In this video, I delve into the intricacies of scalar UDF parameter sniffing, specifically focusing on how different parameters can lead to varied execution plans. I walk through a detailed example using two versions of a scalar user-defined function—one without and one with a recompile hint—to illustrate why parameter sniffing is crucial in understanding query performance. By leveraging extended events and dynamic management views, I demonstrate the nuances of plan caching and reuse, highlighting how these functions can significantly impact execution times based on input parameters. This video aims to provide insights that go beyond just stored procedures, emphasizing the importance of considering function behavior when optimizing SQL Server queries.

Full Transcript

Erik Darling here with Darling Data. And today’s video is going to be about Scalar UDF parameter sniffing. There was a question in recent office hours where I was like, I got blog posts about that. And then I went back and I read the blog post. And it’s funny, like, reading old content because you’re like, oh, I could make that better. Oh, I could fix that. But, you know, updating old material always seems to get get pushed away in favor of forging ahead, creating new material. I went back and I actually reviewed the file that I had on that stuff. And I was like, well, it’s like, I had to get more into some of this stuff. So I actually ended up using completely rewriting completely different functions and giving much more interesting tests on these things. So the next three videos are going to be about Scalar, multi-statement and inline user-defined function parameter. Well, like plan caching parameters sniffing. So we will endeavor to do our best covering those. Down in the video description, you will find all sorts of useful links. You can hire me for consulting. You can buy my training. You can become a supporting, that means with money, member of the channel. You can also do other fun things with your life, like ask me office hours questions. And of course, if you like this content, please do like this.

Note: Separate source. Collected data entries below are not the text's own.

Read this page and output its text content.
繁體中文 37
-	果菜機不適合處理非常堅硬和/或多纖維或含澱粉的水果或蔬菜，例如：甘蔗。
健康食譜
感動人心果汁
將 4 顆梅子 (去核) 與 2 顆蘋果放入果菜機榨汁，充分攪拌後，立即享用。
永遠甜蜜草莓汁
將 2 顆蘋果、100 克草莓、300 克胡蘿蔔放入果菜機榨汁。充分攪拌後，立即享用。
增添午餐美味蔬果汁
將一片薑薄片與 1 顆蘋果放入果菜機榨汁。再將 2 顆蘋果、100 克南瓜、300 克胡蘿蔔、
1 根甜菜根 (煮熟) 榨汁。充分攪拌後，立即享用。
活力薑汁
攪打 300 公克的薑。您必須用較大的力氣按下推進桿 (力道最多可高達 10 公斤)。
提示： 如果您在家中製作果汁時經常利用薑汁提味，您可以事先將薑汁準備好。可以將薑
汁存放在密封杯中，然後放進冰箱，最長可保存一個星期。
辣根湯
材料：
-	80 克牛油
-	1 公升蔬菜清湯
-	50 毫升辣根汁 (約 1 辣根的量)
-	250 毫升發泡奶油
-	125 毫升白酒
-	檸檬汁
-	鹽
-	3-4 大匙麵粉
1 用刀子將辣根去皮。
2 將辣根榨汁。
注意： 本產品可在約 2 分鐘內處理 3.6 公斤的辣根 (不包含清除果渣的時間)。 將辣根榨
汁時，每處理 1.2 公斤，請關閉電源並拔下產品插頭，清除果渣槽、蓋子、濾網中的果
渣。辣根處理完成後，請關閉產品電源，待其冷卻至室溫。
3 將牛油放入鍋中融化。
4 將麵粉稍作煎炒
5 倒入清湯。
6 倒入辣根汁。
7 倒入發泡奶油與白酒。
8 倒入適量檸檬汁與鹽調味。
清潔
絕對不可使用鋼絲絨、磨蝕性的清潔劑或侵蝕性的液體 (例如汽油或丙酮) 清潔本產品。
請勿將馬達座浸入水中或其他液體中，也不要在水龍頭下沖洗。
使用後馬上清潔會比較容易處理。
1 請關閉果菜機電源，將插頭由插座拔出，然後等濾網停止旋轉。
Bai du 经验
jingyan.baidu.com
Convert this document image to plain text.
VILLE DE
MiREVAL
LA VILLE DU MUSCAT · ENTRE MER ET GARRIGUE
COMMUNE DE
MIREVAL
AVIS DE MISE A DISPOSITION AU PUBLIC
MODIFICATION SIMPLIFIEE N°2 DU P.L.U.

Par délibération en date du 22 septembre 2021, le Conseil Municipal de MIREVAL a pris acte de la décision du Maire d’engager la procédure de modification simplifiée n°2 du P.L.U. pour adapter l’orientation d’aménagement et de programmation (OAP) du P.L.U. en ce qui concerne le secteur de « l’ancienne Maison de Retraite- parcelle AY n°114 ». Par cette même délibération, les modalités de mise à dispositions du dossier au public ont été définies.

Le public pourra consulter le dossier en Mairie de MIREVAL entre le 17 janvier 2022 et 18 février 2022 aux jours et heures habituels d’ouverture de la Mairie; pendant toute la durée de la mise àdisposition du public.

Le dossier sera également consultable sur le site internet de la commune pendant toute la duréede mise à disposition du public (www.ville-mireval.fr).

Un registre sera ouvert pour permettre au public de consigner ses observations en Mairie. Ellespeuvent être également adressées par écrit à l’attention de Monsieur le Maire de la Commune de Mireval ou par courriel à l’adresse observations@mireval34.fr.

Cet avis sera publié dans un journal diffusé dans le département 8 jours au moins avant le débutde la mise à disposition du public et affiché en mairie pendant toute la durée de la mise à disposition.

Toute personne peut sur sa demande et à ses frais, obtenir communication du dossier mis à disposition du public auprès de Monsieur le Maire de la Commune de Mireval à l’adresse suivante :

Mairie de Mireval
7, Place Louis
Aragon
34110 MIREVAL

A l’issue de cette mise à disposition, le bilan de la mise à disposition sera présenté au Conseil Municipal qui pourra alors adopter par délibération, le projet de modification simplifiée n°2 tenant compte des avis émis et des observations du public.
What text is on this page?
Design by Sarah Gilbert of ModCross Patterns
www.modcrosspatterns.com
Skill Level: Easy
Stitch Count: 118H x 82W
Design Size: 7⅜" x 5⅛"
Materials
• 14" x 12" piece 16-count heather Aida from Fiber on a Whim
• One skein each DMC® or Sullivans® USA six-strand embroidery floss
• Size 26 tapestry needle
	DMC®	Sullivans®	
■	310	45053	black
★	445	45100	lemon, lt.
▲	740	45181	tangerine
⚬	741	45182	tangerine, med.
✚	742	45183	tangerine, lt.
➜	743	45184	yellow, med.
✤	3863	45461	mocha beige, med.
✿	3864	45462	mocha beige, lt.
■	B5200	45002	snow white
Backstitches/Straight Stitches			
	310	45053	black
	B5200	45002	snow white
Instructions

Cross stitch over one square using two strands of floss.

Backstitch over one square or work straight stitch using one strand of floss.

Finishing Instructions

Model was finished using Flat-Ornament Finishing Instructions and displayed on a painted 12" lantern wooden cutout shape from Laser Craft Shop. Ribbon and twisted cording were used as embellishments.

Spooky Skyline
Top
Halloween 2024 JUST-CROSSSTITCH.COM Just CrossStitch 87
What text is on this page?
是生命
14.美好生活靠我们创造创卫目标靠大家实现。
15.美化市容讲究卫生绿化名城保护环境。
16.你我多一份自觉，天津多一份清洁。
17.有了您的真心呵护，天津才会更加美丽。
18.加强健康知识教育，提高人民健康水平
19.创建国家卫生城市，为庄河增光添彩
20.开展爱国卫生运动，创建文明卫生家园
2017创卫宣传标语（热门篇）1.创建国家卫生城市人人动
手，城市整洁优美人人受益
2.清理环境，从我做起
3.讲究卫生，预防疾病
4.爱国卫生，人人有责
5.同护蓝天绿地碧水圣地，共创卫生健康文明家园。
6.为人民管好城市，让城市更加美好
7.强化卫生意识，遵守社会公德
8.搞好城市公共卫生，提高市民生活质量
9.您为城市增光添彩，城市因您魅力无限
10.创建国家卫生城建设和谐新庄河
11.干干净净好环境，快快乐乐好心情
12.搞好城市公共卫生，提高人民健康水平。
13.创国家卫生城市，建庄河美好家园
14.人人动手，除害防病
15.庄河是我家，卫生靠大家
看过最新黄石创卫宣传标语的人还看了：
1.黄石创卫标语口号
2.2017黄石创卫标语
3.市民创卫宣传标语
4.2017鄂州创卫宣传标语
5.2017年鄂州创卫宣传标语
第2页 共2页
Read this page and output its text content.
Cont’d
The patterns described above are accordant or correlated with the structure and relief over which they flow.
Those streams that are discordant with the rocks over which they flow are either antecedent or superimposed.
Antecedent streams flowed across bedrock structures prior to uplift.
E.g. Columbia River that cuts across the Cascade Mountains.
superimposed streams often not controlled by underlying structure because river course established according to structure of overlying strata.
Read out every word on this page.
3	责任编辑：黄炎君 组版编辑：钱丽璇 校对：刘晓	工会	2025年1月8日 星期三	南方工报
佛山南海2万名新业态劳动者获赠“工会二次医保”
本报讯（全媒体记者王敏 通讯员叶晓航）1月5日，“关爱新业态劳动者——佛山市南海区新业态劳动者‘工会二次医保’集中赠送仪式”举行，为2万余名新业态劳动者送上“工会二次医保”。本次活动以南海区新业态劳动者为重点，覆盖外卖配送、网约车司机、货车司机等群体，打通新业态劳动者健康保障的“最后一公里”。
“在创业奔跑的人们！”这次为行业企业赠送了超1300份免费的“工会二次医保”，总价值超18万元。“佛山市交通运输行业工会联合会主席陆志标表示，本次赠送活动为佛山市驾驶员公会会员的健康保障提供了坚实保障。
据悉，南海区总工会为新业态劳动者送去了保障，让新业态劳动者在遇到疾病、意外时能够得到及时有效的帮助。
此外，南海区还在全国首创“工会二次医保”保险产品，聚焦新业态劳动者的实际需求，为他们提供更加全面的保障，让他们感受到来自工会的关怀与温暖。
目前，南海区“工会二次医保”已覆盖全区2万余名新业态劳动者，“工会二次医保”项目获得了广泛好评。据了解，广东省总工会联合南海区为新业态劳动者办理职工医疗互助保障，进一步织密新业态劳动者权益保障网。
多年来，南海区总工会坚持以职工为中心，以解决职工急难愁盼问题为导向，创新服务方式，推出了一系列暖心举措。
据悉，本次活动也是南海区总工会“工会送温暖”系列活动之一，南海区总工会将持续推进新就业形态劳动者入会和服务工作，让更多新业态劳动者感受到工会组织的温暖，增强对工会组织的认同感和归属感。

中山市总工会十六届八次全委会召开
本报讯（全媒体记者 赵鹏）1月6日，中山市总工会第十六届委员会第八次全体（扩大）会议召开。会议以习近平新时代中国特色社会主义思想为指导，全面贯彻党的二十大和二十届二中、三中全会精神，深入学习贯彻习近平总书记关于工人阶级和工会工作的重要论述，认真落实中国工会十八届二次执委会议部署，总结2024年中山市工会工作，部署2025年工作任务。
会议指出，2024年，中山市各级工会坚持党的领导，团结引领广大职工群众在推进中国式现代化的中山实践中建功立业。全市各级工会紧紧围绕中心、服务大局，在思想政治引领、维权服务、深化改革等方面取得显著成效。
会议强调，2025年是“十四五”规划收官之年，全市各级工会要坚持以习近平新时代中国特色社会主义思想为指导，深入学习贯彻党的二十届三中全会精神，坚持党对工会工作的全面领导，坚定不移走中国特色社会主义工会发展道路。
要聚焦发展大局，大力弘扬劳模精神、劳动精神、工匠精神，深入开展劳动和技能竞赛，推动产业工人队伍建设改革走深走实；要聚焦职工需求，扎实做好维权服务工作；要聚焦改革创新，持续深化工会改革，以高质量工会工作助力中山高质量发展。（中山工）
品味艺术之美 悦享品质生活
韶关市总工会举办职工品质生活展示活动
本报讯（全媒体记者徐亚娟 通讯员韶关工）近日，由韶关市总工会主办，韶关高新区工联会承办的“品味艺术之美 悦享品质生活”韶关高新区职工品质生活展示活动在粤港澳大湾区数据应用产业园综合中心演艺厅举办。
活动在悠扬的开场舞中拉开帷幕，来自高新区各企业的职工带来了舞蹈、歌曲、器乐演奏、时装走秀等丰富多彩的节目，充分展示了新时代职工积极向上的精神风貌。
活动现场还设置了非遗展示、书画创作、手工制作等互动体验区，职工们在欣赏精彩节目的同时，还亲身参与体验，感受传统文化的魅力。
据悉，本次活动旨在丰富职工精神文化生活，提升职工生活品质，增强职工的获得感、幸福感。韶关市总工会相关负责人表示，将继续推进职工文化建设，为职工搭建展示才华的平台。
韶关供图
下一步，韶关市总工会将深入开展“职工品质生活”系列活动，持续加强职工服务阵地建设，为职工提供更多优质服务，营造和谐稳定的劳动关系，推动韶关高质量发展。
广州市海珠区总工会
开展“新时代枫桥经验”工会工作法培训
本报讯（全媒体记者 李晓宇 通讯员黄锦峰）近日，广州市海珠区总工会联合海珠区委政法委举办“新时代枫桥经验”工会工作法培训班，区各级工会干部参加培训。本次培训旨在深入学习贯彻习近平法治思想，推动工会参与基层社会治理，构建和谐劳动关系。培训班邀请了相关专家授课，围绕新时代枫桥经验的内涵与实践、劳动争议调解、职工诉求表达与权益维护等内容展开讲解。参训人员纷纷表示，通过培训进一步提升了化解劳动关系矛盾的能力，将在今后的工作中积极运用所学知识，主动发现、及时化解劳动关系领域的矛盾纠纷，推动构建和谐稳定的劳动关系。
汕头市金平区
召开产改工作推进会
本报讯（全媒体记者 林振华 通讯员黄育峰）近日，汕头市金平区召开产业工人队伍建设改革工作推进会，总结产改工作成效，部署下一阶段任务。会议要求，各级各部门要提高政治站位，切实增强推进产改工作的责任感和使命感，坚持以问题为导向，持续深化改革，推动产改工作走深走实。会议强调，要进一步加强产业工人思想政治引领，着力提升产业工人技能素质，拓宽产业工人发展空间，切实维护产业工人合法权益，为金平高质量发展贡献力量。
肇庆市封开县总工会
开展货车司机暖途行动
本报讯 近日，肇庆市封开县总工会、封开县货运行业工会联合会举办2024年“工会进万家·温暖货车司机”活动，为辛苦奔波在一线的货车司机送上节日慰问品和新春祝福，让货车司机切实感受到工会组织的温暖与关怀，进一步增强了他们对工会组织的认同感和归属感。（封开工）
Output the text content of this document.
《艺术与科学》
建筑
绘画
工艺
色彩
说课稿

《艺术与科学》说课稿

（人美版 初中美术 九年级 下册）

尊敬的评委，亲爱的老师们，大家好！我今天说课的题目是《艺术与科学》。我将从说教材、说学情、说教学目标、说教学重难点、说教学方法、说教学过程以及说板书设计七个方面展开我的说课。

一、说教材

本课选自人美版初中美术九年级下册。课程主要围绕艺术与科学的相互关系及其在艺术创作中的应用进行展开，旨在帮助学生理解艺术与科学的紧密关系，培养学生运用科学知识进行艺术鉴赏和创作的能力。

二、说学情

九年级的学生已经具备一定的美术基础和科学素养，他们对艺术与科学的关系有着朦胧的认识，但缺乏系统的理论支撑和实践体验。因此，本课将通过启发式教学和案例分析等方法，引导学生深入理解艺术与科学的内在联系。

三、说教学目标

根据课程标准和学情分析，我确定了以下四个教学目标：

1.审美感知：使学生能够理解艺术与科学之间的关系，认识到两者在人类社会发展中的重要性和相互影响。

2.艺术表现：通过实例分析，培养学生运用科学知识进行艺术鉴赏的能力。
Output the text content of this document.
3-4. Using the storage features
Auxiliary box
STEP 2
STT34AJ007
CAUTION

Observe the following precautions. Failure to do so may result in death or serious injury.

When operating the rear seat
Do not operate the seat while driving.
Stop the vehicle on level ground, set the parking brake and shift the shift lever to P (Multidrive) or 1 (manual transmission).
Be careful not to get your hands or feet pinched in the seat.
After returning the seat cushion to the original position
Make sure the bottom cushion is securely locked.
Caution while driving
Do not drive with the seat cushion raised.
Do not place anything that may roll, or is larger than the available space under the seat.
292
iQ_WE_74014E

Subscribe and tell a friend. Past data community summit. Oh boy. These are probably sound like my last pitches that I can do on this thing. But November 17th to 21st, Seattle, Washington. As usual, me and Kendra Little are going to do two days of the absolute most magnificent T-SQL pre-cons that have ever existed. Just the entire span of human existence. So I hope that you’ll be there getting swag and other things from me. T-shirts and stickers and buttons and all the other stuff. So anyway, let’s start this database party up here. So there are a few things that I need to walk through before I show you exactly what happens when these functions start executed.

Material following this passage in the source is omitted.